A girl near the front spat, "You ruined a girl. You pretended to be her. You're a coward."
"Don't say that," Kendra gasped. She reached for me. "You don't know—please."
I stepped back. "I know enough." I turned and walked off the stage, the field loud with whispers, phones, and a slow, building sound like a tide pulling away privilege.
After the assembly, the school investigation moved quickly. York's office was full of boxes and receipts. Clifford had supplied evidence. The education bureau was called in. Teachers who had accepted gifts to parrot Kendra's story were reprimanded and removed. York's complacency was recorded and taken apart.
The public punishment had been more than exposure. It was the unmaking of the support structure—teachers fired, the principal investigated, the student council president forced to step down after a smear of his own emerged. Each person complicit found their life thinner where Kendra's illusion had used them.
Kendra herself fled into the edges of the campus like a storm-tossed bird. At first she tried to bully her way back into the picture, but people turned away. Where she had once found girls eager to flatter her, she now found only empty chairs.
Weeks later, when I asked what became of her, I was told she was admitted to a clinic. They said she refused to accept treatment. Sometimes she sat and typed desperately at the small computer the hospital gave her, telling herself the same stories she had fed to others. Sometimes she screamed that she was a princess and that men in suits were stealing her internet awards.
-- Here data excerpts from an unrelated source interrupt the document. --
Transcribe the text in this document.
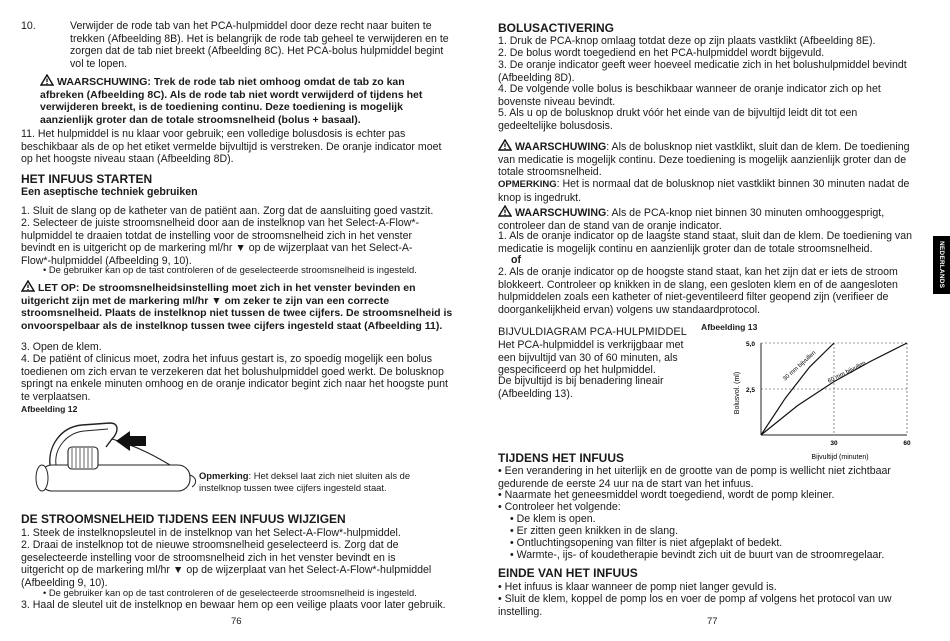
10.	Verwijder de rode tab van het PCA-hulpmiddel door deze recht naar buiten te trekken (Afbeelding 8B). Het is belangrijk de rode tab geheel te verwijderen en te zorgen dat de tab niet breekt (Afbeelding 8C). Het PCA-bolus hulpmiddel begint vol te lopen.

WAARSCHUWING: Trek de rode tab niet omhoog omdat de tab zo kan afbreken (Afbeelding 8C). Als de rode tab niet wordt verwijderd of tijdens het verwijderen breekt, is de toediening continu. Deze toediening is mogelijk aanzienlijk groter dan de totale stroomsnelheid (bolus + basaal).

11. Het hulpmiddel is nu klaar voor gebruik; een volledige bolusdosis is echter pas beschikbaar als de op het etiket vermelde bijvultijd is verstreken. De oranje indicator moet op het hoogste niveau staan (Afbeelding 8D).

HET INFUUS STARTEN

Een aseptische techniek gebruiken

1. Sluit de slang op de katheter van de patiënt aan. Zorg dat de aansluiting goed vastzit.

2. Selecteer de juiste stroomsnelheid door aan de instelknop van het Select-A-Flow*-hulpmiddel te draaien totdat de instelling voor de stroomsnelheid zich in het venster bevindt en is uitgericht op de markering ml/hr ▼ op de wijzerplaat van het Select-A-Flow*-hulpmiddel (Afbeelding 9, 10).

• De gebruiker kan op de tast controleren of de geselecteerde stroomsnelheid is ingesteld.

LET OP: De stroomsnelheidsinstelling moet zich in het venster bevinden en uitgericht zijn met de markering ml/hr ▼ om zeker te zijn van een correcte stroomsnelheid. Plaats de instelknop niet tussen de twee cijfers. De stroomsnelheid is onvoorspelbaar als de instelknop tussen twee cijfers ingesteld staat (Afbeelding 11).

3. Open de klem.

4. De patiënt of clinicus moet, zodra het infuus gestart is, zo spoedig mogelijk een bolus toedienen om zich ervan te verzekeren dat het bolushulpmiddel goed werkt. De bolusknop springt na enkele minuten omhoog en de oranje indicator begint zich naar het hoogste punt te verplaatsen.

Afbeelding 12

Opmerking: Het deksel laat zich niet sluiten als de instelknop tussen twee cijfers ingesteld staat.

DE STROOMSNELHEID TIJDENS EEN INFUUS WIJZIGEN

1. Steek de instelknopsleutel in de instelknop van het Select-A-Flow*-hulpmiddel.

2. Draai de instelknop tot de nieuwe stroomsnelheid geselecteerd is. Zorg dat de geselecteerde instelling voor de stroomsnelheid zich in het venster bevindt en is uitgericht op de markering ml/hr ▼ op de wijzerplaat van het Select-A-Flow*-hulpmiddel (Afbeelding 9, 10).

• De gebruiker kan op de tast controleren of de geselecteerde stroomsnelheid is ingesteld.

3. Haal de sleutel uit de instelknop en bewaar hem op een veilige plaats voor later gebruik.

76
BOLUSACTIVERING

1. Druk de PCA-knop omlaag totdat deze op zijn plaats vastklikt (Afbeelding 8E).

2. De bolus wordt toegediend en het PCA-hulpmiddel wordt bijgevuld.

3. De oranje indicator geeft weer hoeveel medicatie zich in het bolushulpmiddel bevindt (Afbeelding 8D).

4. De volgende volle bolus is beschikbaar wanneer de oranje indicator zich op het bovenste niveau bevindt.

5. Als u op de bolusknop drukt vóór het einde van de bijvultijd leidt dit tot een gedeeltelijke bolusdosis.

WAARSCHUWING: Als de bolusknop niet vastklikt, sluit dan de klem. De toediening van medicatie is mogelijk continu. Deze toediening is mogelijk aanzienlijk groter dan de totale stroomsnelheid.

OPMERKING: Het is normaal dat de bolusknop niet vastklikt binnen 30 minuten nadat de knop is ingedrukt.

WAARSCHUWING: Als de PCA-knop niet binnen 30 minuten omhooggesprigt, controleer dan de stand van de oranje indicator.

1. Als de oranje indicator op de laagste stand staat, sluit dan de klem. De toediening van medicatie is mogelijk continu en aanzienlijk groter dan de totale stroomsnelheid.

of

2. Als de oranje indicator op de hoogste stand staat, kan het zijn dat er iets de stroom blokkeert. Controleer op knikken in de slang, een gesloten klem en of de aangesloten hulpmiddelen zoals een katheter of niet-geventileerd filter geopend zijn (verifieer de doorgankelijkheid ervan) volgens uw standaardprotocol.

BIJVULDIAGRAM PCA-HULPMIDDEL

Het PCA-hulpmiddel is verkrijgbaar met een bijvultijd van 30 of 60 minuten, als gespecificeerd op het hulpmiddel.

De bijvultijd is bij benadering lineair (Afbeelding 13).

Afbeelding 13
5,0
2,5
30	60
Bijvultijd (minuten)
Bolusvol. (ml)
30 mm bijvullen 60 mm bijvullen
TIJDENS HET INFUUS

• Een verandering in het uiterlijk en de grootte van de pomp is wellicht niet zichtbaar gedurende de eerste 24 uur na de start van het infuus.

• Naarmate het geneesmiddel wordt toegediend, wordt de pomp kleiner.

• Controleer het volgende:

• De klem is open.

• Er zitten geen knikken in de slang.

• Ontluchtingsopening van filter is niet afgeplakt of bedekt.

• Warmte-, ijs- of koudetherapie bevindt zich uit de buurt van de stroomregelaar.

EINDE VAN HET INFUUS

• Het infuus is klaar wanneer de pomp niet langer gevuld is.

• Sluit de klem, koppel de pomp los en voer de pomp af volgens het protocol van uw instelling.

77
NEDERLANDS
"Does she know?" Yahir asked one slow afternoon as we walked past the hospital.
"She thinks I'm the villain," I said. "That's the cruelty she preferred. At least now, she cannot do the same to someone else."
"Is that enough?" Yahir asked. "For you?"
"It's not for me," I replied. "It's for the other girls she'll never trick again. It's for my mother, who braided a bag in the one quiet hour she had and saw it shredded. It's for anyone who had to shout alone and be called the bad actor."
Clifford's files were sealed and turned over. York Madsen's office emptied. Dallas Longo kept his head down. The campus ran its slow, necessary thread of consequence through the lives that had participated.
After all that, I moved to a new school. Without the noise, I could write. I kept my pen name quiet and my drafts guarded. I wrote for the people who would read me for the words and not for the manufactured life.
"Do you regret it?" Yahir asked when we sat on a bench with a paper cup of coffee each.
"Sometimes," I confessed. "But when I sleep, I don't have to listen for the sound of people clapping at lies."
He looked at me, amused and fond. "You don't owe anyone a mask."
"Neither does anyone else," I said.
We laughed, held hands, and watched the sun set over a campus that had learned to look twice. My mother's woven bag sat in a drawer in my new room, mended and quiet. Sometimes I ran my fingers over the frayed strap and thought of the odd, hollow gleam of Kendra's smile facing the truth on that stage.
"Will you ever go back?" Yahir asked.
"Maybe to finish a line," I said. "But not to watch someone else pretend."